3. Aux termes de l'article 1518 F du code général des impôts : " Les décisions prises en application des articles 1504 et 1518 ter ne peuvent pas être contestées à l'occasion d'un litige relatif à la valeur locative d'une propriété bâtie. "
4. Il résulte de ces dispositions que les décisions fixant les tarifs applicables pour la détermination de la valeur locative d'un local professionnel ou la fixation d'un coefficient de localisation ne peuvent pas être contestées par la voie de l'exception à l'occasion d'un litige relatif à la valeur locative d'une propriété bâtie et les décisions portant mise à jour annuel de la grille tarifaire. Par suite, l'ensemble des moyens d'exception d'illégalité de la SCI Moulin des mounards soulevés à l'encontre de la décision du 17 juin 2016 et de la décision du 2 décembre 2022 tendant à la remise en cause des termes de référence utilisés, aux tarifs retenus, à la méconnaissance de la condition d'un marché locatif homogène et à l'application d'un coefficient de localisation sont inopérants et ne peuvent qu'être écartés.
En ce qui concerne les autres moyens :
5. En premier lieu, la société requérante ne peut pas utilement soutenir que le tarif retenu pour le secteur 6 de la catégorie DEP4 seraient trop élevés en arguant du fait que celui retenu pour la même catégorie dans le département du Lot serait bien inférieur, dès lors que les modalités et les loyers pris en compte pour la mise à jour des tarifs sont différents en fonction de chaque département. Un tel moyen, inopérant, ne peut qu'être écarté.
6. En deuxième lieu, aux termes du C du II de l'article 1498 du code général des impôts : " La surface pondérée d'un local est obtenue à partir de la superficie de ses différentes parties, réduite, le cas échéant, au moyen de coefficients fixés par décret, pour tenir compte de leur utilisation et de leurs caractéristiques physiques respectives. " Et aux termes de l'article 324 Z de l'annexe III du code général des impôts : " Pour l'application du C du II de l'article 1498 du code général des impôts, la surface pondérée d'un local est la somme, le cas échéant arrondie au mètre carré inférieur, des superficies de ses différentes parties, affectées, le cas échéant, du coefficient mentionné au troisième alinéa. La superficie des différentes parties d'un local, y compris celle des dégagements et sanitaires, est la superficie réelle, mesurée au sol, entre murs ou séparations et arrondie au mètre carré inférieur.

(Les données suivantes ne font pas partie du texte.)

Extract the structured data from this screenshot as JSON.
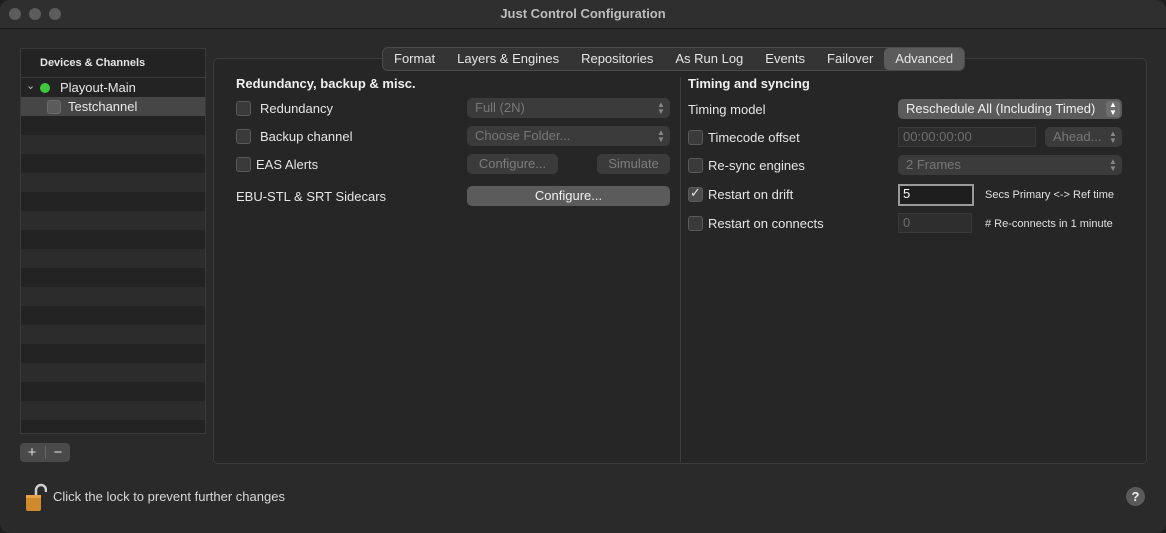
{
  "window": {
    "title": "Just Control Configuration"
  },
  "devices": {
    "header": "Devices & Channels",
    "items": [
      {
        "label": "Playout-Main"
      },
      {
        "label": "Testchannel"
      }
    ],
    "add_label": "+",
    "remove_label": "−"
  },
  "tabs": [
    "Format",
    "Layers & Engines",
    "Repositories",
    "As Run Log",
    "Events",
    "Failover",
    "Advanced"
  ],
  "active_tab": "Advanced",
  "left_section": {
    "heading": "Redundancy, backup & misc.",
    "redundancy": {
      "label": "Redundancy",
      "checked": false,
      "value": "Full (2N)"
    },
    "backup": {
      "label": "Backup channel",
      "checked": false,
      "value": "Choose Folder..."
    },
    "eas": {
      "label": "EAS Alerts",
      "checked": false,
      "configure": "Configure...",
      "simulate": "Simulate"
    },
    "ebu": {
      "label": "EBU-STL & SRT Sidecars",
      "configure": "Configure..."
    }
  },
  "right_section": {
    "heading": "Timing and syncing",
    "timing_model": {
      "label": "Timing model",
      "value": "Reschedule All (Including Timed)"
    },
    "timecode_offset": {
      "label": "Timecode offset",
      "checked": false,
      "value": "00:00:00:00",
      "direction": "Ahead..."
    },
    "resync": {
      "label": "Re-sync engines",
      "checked": false,
      "value": "2 Frames"
    },
    "restart_drift": {
      "label": "Restart on drift",
      "checked": true,
      "value": "5",
      "note": "Secs Primary <-> Ref time"
    },
    "restart_connects": {
      "label": "Restart on connects",
      "checked": false,
      "value": "0",
      "note": "# Re-connects in 1 minute"
    }
  },
  "footer": {
    "lock_text": "Click the lock to prevent further changes",
    "help": "?"
  }
}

Lorsque l'une de ces parties a une valeur d'utilisation réduite par rapport à l'affectation principale du local, la superficie de cette partie est réduite par application d'un coefficient fixé à 0,5 lorsque cette partie est couverte et à 0,2 dans le cas contraire. " Il résulte de ces dispositions que pour le calcul de la valeur locative d'une propriété bâtie, les coefficients de pondération de superficie ne sont pas applicables aux surfaces utilisées pour une activité correspondant à l'affectation principale de ce local, appréciée au regard de la catégorie dans laquelle il est classé.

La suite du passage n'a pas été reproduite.